(Adds comments, detail)
By Risa Maeda
TOKYO, Sept 5 Japanese utilities are due to
submit the results of first-stage stress tests for at least one
of their reactors to the nuclear watchdog by the end of this
month, the new trade minister said on Monday.
Tokyo ordered Japan's power utilities to carry out
simulations to test how well prepared their reactors were to
withstand the impact of extreme events such as a strong
earthquake or a tsunami.
Yoshio Hachiro also told reporters that he shared Prime
Minister Yoshihiko Noda's view that reactors idled after regular
maintenance is over should get approval from local authorities
and return online before next April.
The March 11 earthquake and tsunami, which crippled Tokyo
Electric Power Co's Fukushima Daiichi nuclear power
plant and resulted in a huge radiation leak, heightened public
concerns about safety and kept any reactors from restarting.
Nuclear power provided only 15 percent of Japan's
electricity in July, down from around 30 percent before the
world's worst radiation crisis in 25 years.
Japan's government is asking the International Atomic Energy
Agency (IAEA) to assess the results of the stress tests, in
addition to assessments by nuclear regulators here, to help
restore public confidence in existing reactors, Hachiro said.
The trade ministry is requesting Tokyo Electric to submit
more data to prove the nuclear operator's view that it was not a
magnitude 9 earthquake but the tsunami which caused the
blackout, stopped cooling systems and triggered the radiation
leak at the Fukushima Daiichi power plant, he added.
"We'd like such data to help local people to judge the
safety of reactors they're concerned about," Hachiro said.
Communities around reactors vulnerable to a strong
earthquake have been worried that the government's immediate
measures against tsunamis would not be enough.
ENERGY POLICY, TRADE TALKS
Hachiro said it is up a new panel of experts appointed by
the trade minister as well as a government debate led by the
strategy minister as how to ensure Japan has stable energy
supply in the mid- to long-term while weaning itself from the
reliance on nuclear.
It is also up to these parties to decide whether to allow
utilities to continue construction of reactors halted since the
March disaster.
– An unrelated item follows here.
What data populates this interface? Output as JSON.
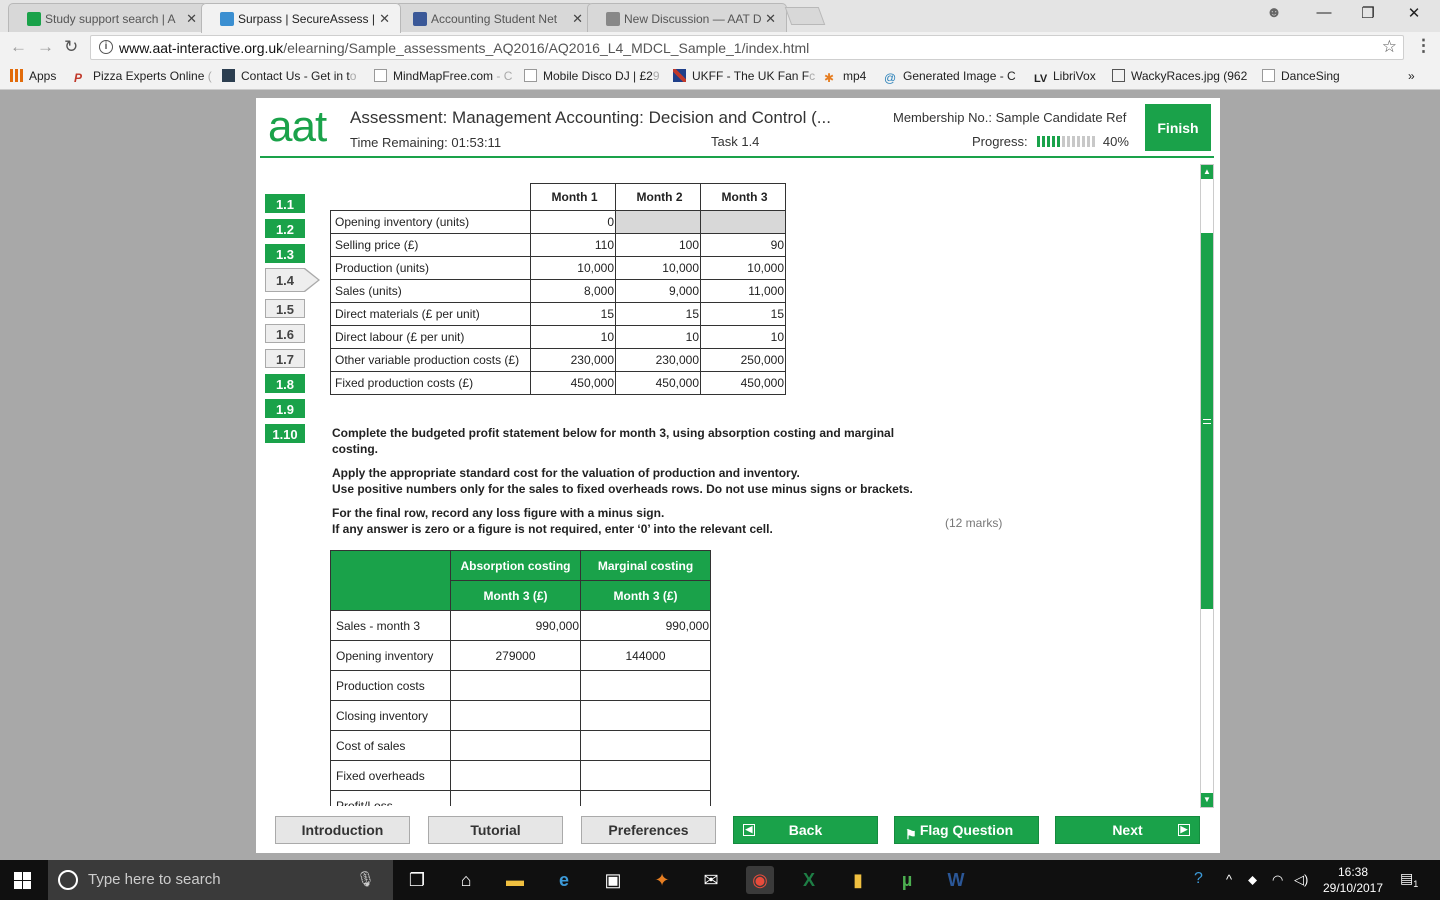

Both parties are expected to compile an interim
report on post-Fukushima energy policy by the end of the year
and come to conclusion next year, he said.
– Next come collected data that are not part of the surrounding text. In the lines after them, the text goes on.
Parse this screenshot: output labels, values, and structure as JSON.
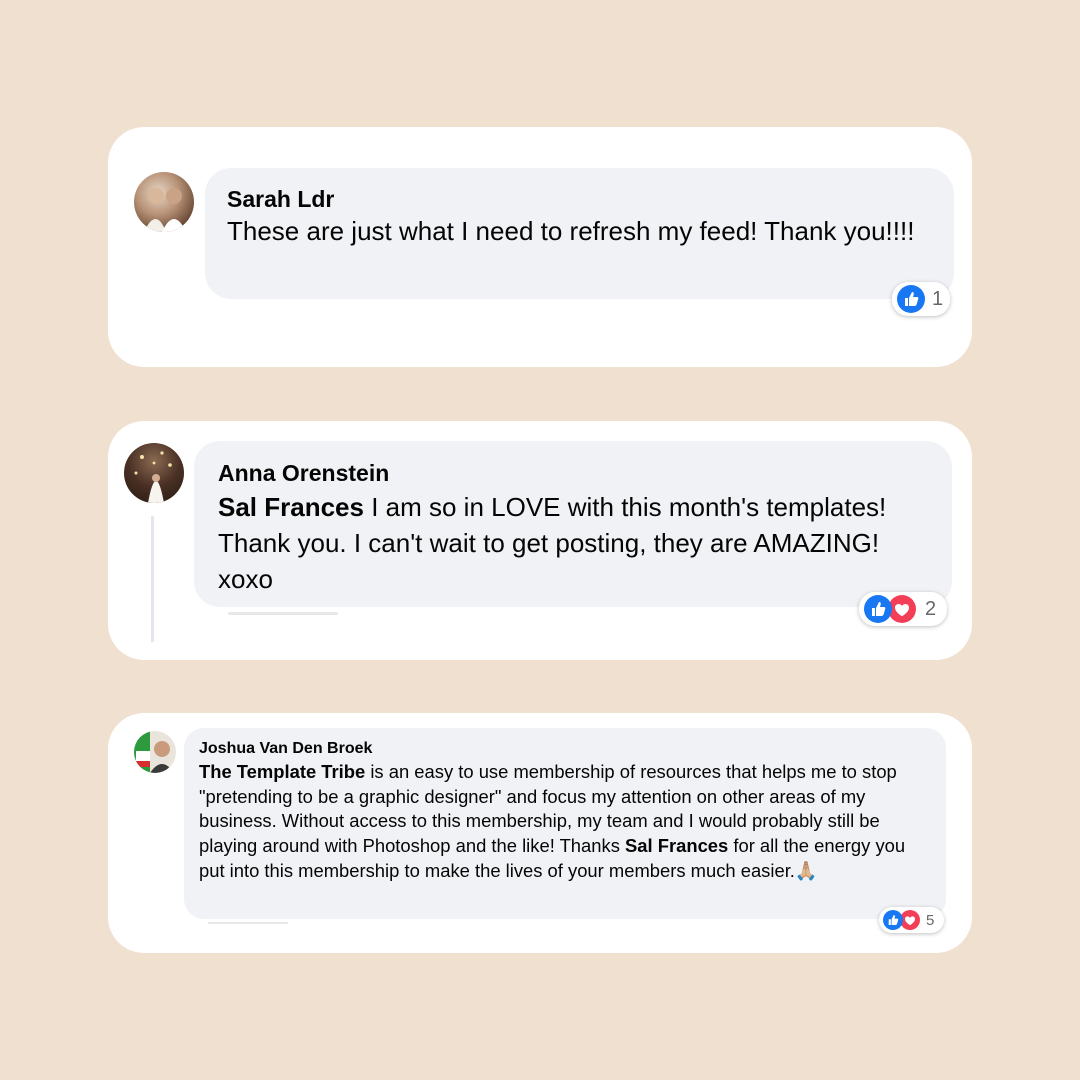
{
  "colors": {
    "page_background": "#f0e0cf",
    "card_background": "#ffffff",
    "bubble_background": "#f0f2f5",
    "like_blue": "#1877f2",
    "love_red": "#f33e58"
  },
  "comments": [
    {
      "author": "Sarah Ldr",
      "text": "These are just what I need to refresh my feed! Thank you!!!!",
      "reactions": {
        "icons": [
          "like-icon"
        ],
        "count": "1"
      }
    },
    {
      "author": "Anna Orenstein",
      "mention": "Sal Frances",
      "text": " I am so in LOVE with this month's templates! Thank you. I can't wait to get posting, they are AMAZING! xoxo",
      "reactions": {
        "icons": [
          "like-icon",
          "love-icon"
        ],
        "count": "2"
      }
    },
    {
      "author": "Joshua Van Den Broek",
      "mention_1": "The Template Tribe",
      "text_1": " is an easy to use membership of resources that helps me to stop \"pretending to be a graphic designer\" and focus my attention on other areas of my business. Without access to this membership, my team and I would probably still be playing around with Photoshop and the like! Thanks ",
      "mention_2": "Sal Frances",
      "text_2": " for all the energy you put into this membership to make the lives of your members much easier.",
      "emoji": "🙏🏼",
      "reactions": {
        "icons": [
          "like-icon",
          "love-icon"
        ],
        "count": "5"
      }
    }
  ]
}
"The time is not ripe yet to make a conclusion and shape a
policy," said Hachiro, a veteran lawmaker who has a stronger
insight in agriculture and trade issues than energy.
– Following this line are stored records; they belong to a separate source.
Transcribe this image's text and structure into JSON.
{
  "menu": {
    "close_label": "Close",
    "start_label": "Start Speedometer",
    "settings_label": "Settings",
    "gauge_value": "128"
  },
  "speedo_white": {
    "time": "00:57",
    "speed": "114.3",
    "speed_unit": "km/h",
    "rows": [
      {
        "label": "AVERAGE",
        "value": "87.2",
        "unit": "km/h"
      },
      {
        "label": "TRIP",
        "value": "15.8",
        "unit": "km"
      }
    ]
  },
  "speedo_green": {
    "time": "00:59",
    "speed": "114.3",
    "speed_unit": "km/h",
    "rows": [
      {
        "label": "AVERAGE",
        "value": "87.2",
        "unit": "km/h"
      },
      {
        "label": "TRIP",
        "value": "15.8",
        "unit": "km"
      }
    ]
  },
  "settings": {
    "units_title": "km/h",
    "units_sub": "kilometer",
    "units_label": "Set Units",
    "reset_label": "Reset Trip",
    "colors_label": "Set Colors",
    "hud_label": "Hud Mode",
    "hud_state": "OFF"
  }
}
He declined to comment on his position over the U.S.-led
free trade pact called the Trans-Pacific Partnership to be
discussed at APEC meeting in November, saying that was
But Hachiro, who had worked at a farm cooperative, said he
learned from the history of liberalising Japan's farm markets
that Japan should insist its own interests, although farm
produce cannot be excluded from trade talks.
Japan's industry groups have been calling for speedy talks
on free trade agreements with major trading partners to better
compete against newly emerging economies.